The campaign calls on people to be honest about the mental health problems faced by members and former members of the armed forces and uses the honesty seed head as an emblem.
It asks people to sign a pledge on the Gardening Leave website. So far 250 ISS staff members have done so. Around a quarter of the company's portfolio is comprised of Ministry of Defence contracts.
Gardening Leave launched the campaign at its new-look horticultural therapy garden at the Royal Hospital Chelsea in London. ISS Facilities Landscaping staff has just completed work on the facility, adding bespoke raised beds, designed to make gardening easier for veterans with balance, back or knee problems or in wheelchairs, and a custom-built shed where therapists can work with veterans out of the rain.
Chief executive of Gardening Leave Heather Budge-Reid said: "Stigma can have a direct impact on a troubled veteran’s recovery, making them reluctant to seek help and becoming increasingly withdrawn. We need to understand the facts and reduce stigma by increasing civilian understanding of the issue and showing veterans they are understood by their community.
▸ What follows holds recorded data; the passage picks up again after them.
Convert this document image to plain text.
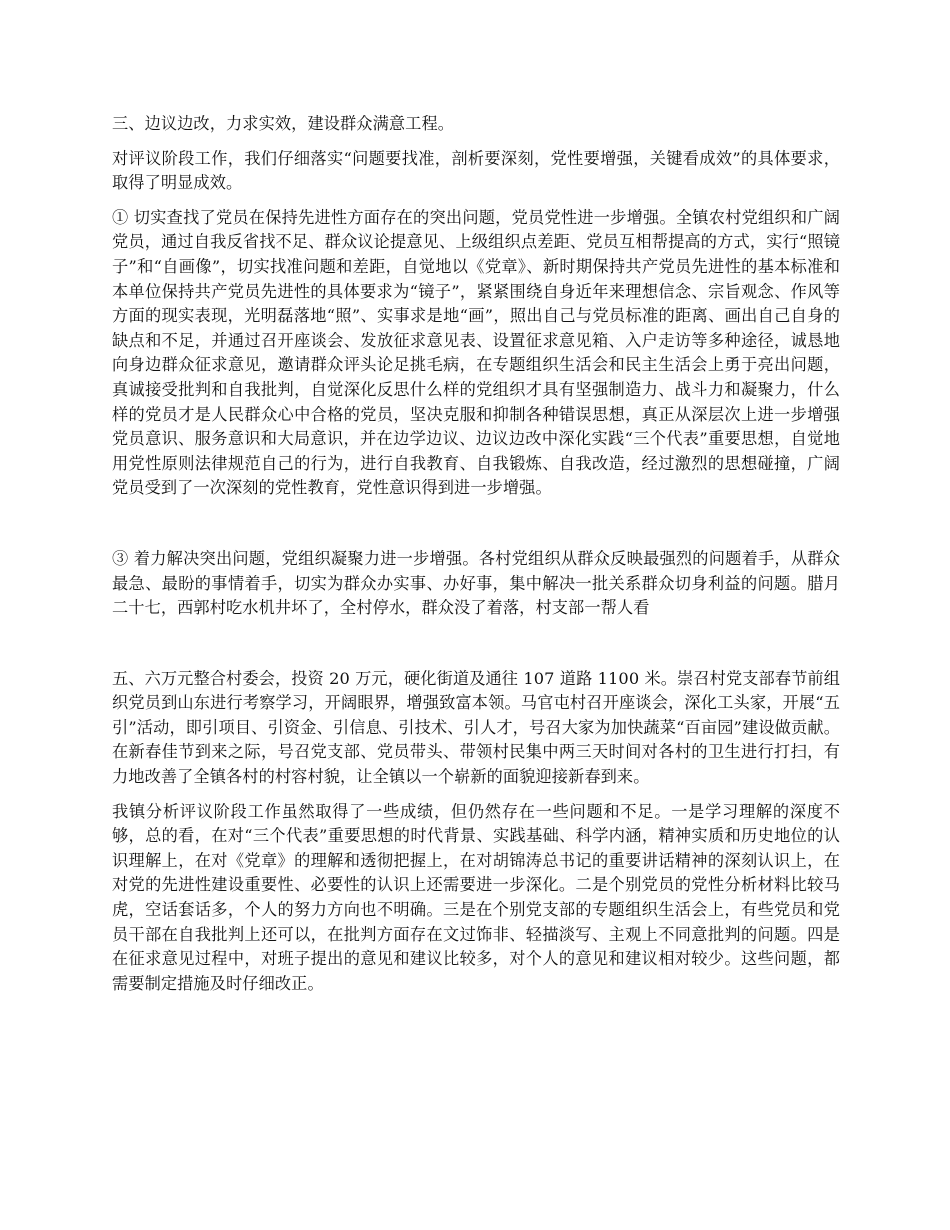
三、边议边改，力求实效，建设群众满意工程。

对评议阶段工作，我们仔细落实“问题要找准，剖析要深刻，党性要增强，关键看成效”的具体要求，取得了明显成效。

① 切实查找了党员在保持先进性方面存在的突出问题，党员党性进一步增强。全镇农村党组织和广阔党员，通过自我反省找不足、群众议论提意见、上级组织点差距、党员互相帮提高的方式，实行“照镜子”和“自画像”，切实找准问题和差距，自觉地以《党章》、新时期保持共产党员先进性的基本标准和本单位保持共产党员先进性的具体要求为“镜子”，紧紧围绕自身近年来理想信念、宗旨观念、作风等方面的现实表现，光明磊落地“照”、实事求是地“画”，照出自己与党员标准的距离、画出自己自身的缺点和不足，并通过召开座谈会、发放征求意见表、设置征求意见箱、入户走访等多种途径，诚恳地向身边群众征求意见，邀请群众评头论足挑毛病，在专题组织生活会和民主生活会上勇于亮出问题，真诚接受批判和自我批判，自觉深化反思什么样的党组织才具有坚强制造力、战斗力和凝聚力，什么样的党员才是人民群众心中合格的党员，坚决克服和抑制各种错误思想，真正从深层次上进一步增强党员意识、服务意识和大局意识，并在边学边议、边议边改中深化实践“三个代表”重要思想，自觉地用党性原则法律规范自己的行为，进行自我教育、自我锻炼、自我改造，经过激烈的思想碰撞，广阔党员受到了一次深刻的党性教育，党性意识得到进一步增强。

③ 着力解决突出问题，党组织凝聚力进一步增强。各村党组织从群众反映最强烈的问题着手，从群众最急、最盼的事情着手，切实为群众办实事、办好事，集中解决一批关系群众切身利益的问题。腊月二十七，西郭村吃水机井坏了，全村停水，群众没了着落，村支部一帮人看

五、六万元整合村委会，投资 20 万元，硬化街道及通往 107 道路 1100 米。崇召村党支部春节前组织党员到山东进行考察学习，开阔眼界，增强致富本领。马官屯村召开座谈会，深化工头家，开展“五引”活动，即引项目、引资金、引信息、引技术、引人才，号召大家为加快蔬菜“百亩园”建设做贡献。在新春佳节到来之际，号召党支部、党员带头、带领村民集中两三天时间对各村的卫生进行打扫，有力地改善了全镇各村的村容村貌，让全镇以一个崭新的面貌迎接新春到来。

我镇分析评议阶段工作虽然取得了一些成绩，但仍然存在一些问题和不足。一是学习理解的深度不够，总的看，在对“三个代表”重要思想的时代背景、实践基础、科学内涵，精神实质和历史地位的认识理解上，在对《党章》的理解和透彻把握上，在对胡锦涛总书记的重要讲话精神的深刻认识上，在对党的先进性建设重要性、必要性的认识上还需要进一步深化。二是个别党员的党性分析材料比较马虎，空话套话多，个人的努力方向也不明确。三是在个别党支部的专题组织生活会上，有些党员和党员干部在自我批判上还可以，在批判方面存在文过饰非、轻描淡写、主观上不同意批判的问题。四是在征求意见过程中，对班子提出的意见和建议比较多，对个人的意见和建议相对较少。这些问题，都需要制定措施及时仔细改正。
"We chose the honesty seed as the symbol of this work because in the darkest months of the year, the honesty seed head catches the sun’s rays and offers hope to all those who see it."
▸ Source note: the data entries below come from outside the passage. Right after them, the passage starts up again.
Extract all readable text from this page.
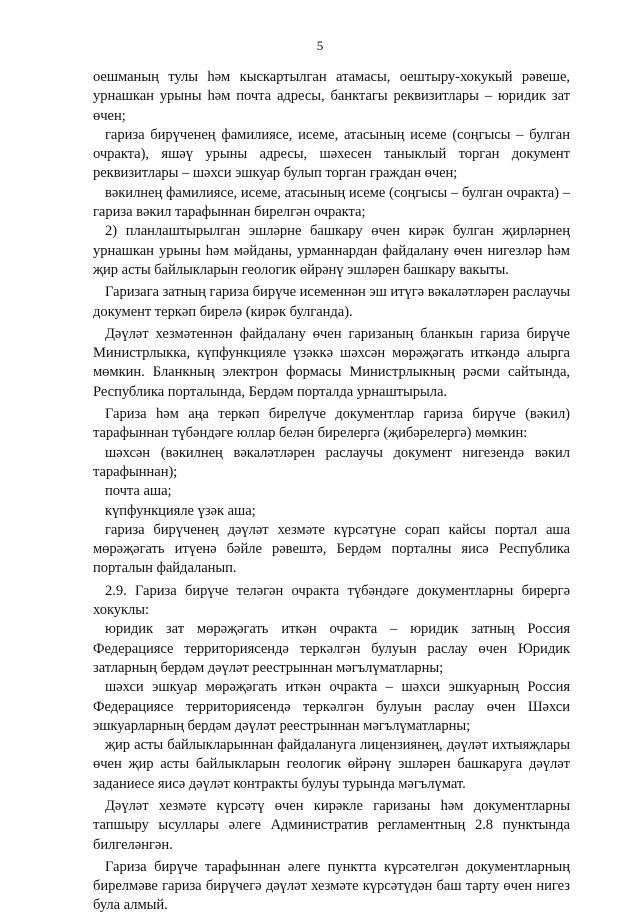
5

оешманың тулы һәм кыскартылган атамасы, оештыру-хокукый рәвеше, урнашкан урыны һәм почта адресы, банктагы реквизитлары – юридик зат өчен;

гариза бирүченең фамилиясе, исеме, атасының исеме (соңгысы – булган очракта), яшәү урыны адресы, шәхесен таныклый торган документ реквизитлары – шәхси эшкуар булып торган граждан өчен;

вәкилнең фамилиясе, исеме, атасының исеме (соңгысы – булган очракта) – гариза вәкил тарафыннан бирелгән очракта;

2) планлаштырылган эшләрне башкару өчен кирәк булган җирләрнең урнашкан урыны һәм мәйданы, урманнардан файдалану өчен нигезләр һәм җир асты байлыкларын геологик өйрәнү эшләрен башкару вакыты.

Гаризага затның гариза бирүче исеменнән эш итүгә вәкаләтләрен раслаучы документ теркәп бирелә (кирәк булганда).

Дәүләт хезмәтеннән файдалану өчен гаризаның бланкын гариза бирүче Министрлыкка, күпфункцияле үзәккә шәхсән мөрәҗәгать иткәндә алырга мөмкин. Бланкның электрон формасы Министрлыкның рәсми сайтында, Республика порталында, Бердәм порталда урнаштырыла.

Гариза һәм аңа теркәп бирелүче документлар гариза бирүче (вәкил) тарафыннан түбәндәге юллар белән бирелергә (җибәрелергә) мөмкин:

шәхсән (вәкилнең вәкаләтләрен раслаучы документ нигезендә вәкил тарафыннан);

почта аша;

күпфункцияле үзәк аша;

гариза бирүченең дәүләт хезмәте күрсәтүне сорап кайсы портал аша мөрәҗәгать итүенә бәйле рәвештә, Бердәм порталны яисә Республика порталын файдаланып.

2.9. Гариза бирүче теләгән очракта түбәндәге документларны бирергә хокуклы:

юридик зат мөрәҗәгать иткән очракта – юридик затның Россия Федерациясе территориясендә теркәлгән булуын раслау өчен Юридик затларның бердәм дәүләт реестрыннан мәгълүматларны;

шәхси эшкуар мөрәҗәгать иткән очракта – шәхси эшкуарның Россия Федерациясе территориясендә теркәлгән булуын раслау өчен Шәхси эшкуарларның бердәм дәүләт реестрыннан мәгълүматларны;

җир асты байлыкларыннан файдалануга лицензиянең, дәүләт ихтыяҗлары өчен җир асты байлыкларын геологик өйрәнү эшләрен башкаруга дәүләт заданиесе яисә дәүләт контракты булуы турында мәгълүмат.

Дәүләт хезмәте күрсәтү өчен кирәкле гаризаны һәм документларны тапшыру ысуллары әлеге Административ регламентның 2.8 пунктында билгеләнгән.

Гариза бирүче тарафыннан әлеге пунктта күрсәтелгән документларның бирелмәве гариза бирүчегә дәүләт хезмәте күрсәтүдән баш тарту өчен нигез була алмый.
The garden was the fourth worked on by ISS Facilities Management Landscaping staff.
Managing director Phil Jones said: "It is a cause which they have very much signed up to and which has heightened awareness amongst our workforce of the problems our Armed Forces veterans face."
"Our support of Gardening Leave is a cause very close to our hearts and we are proud that our continued assistance will benefit our country’s veterans and help them on their road back to health and civilian life. ISS staff have been at the forefront of our efforts, giving time and skills and working together to ensure that the various garden projects have been completed in time and fit for purpose"
It is estimated that around three to four per cent of veterens suffer from post-traumatic stress disorder but 16 per cent have depression, anxiety or another mental health issue. A vast majority – 81 per cent in one survey – report feeling ashamed or embarassed about their condition.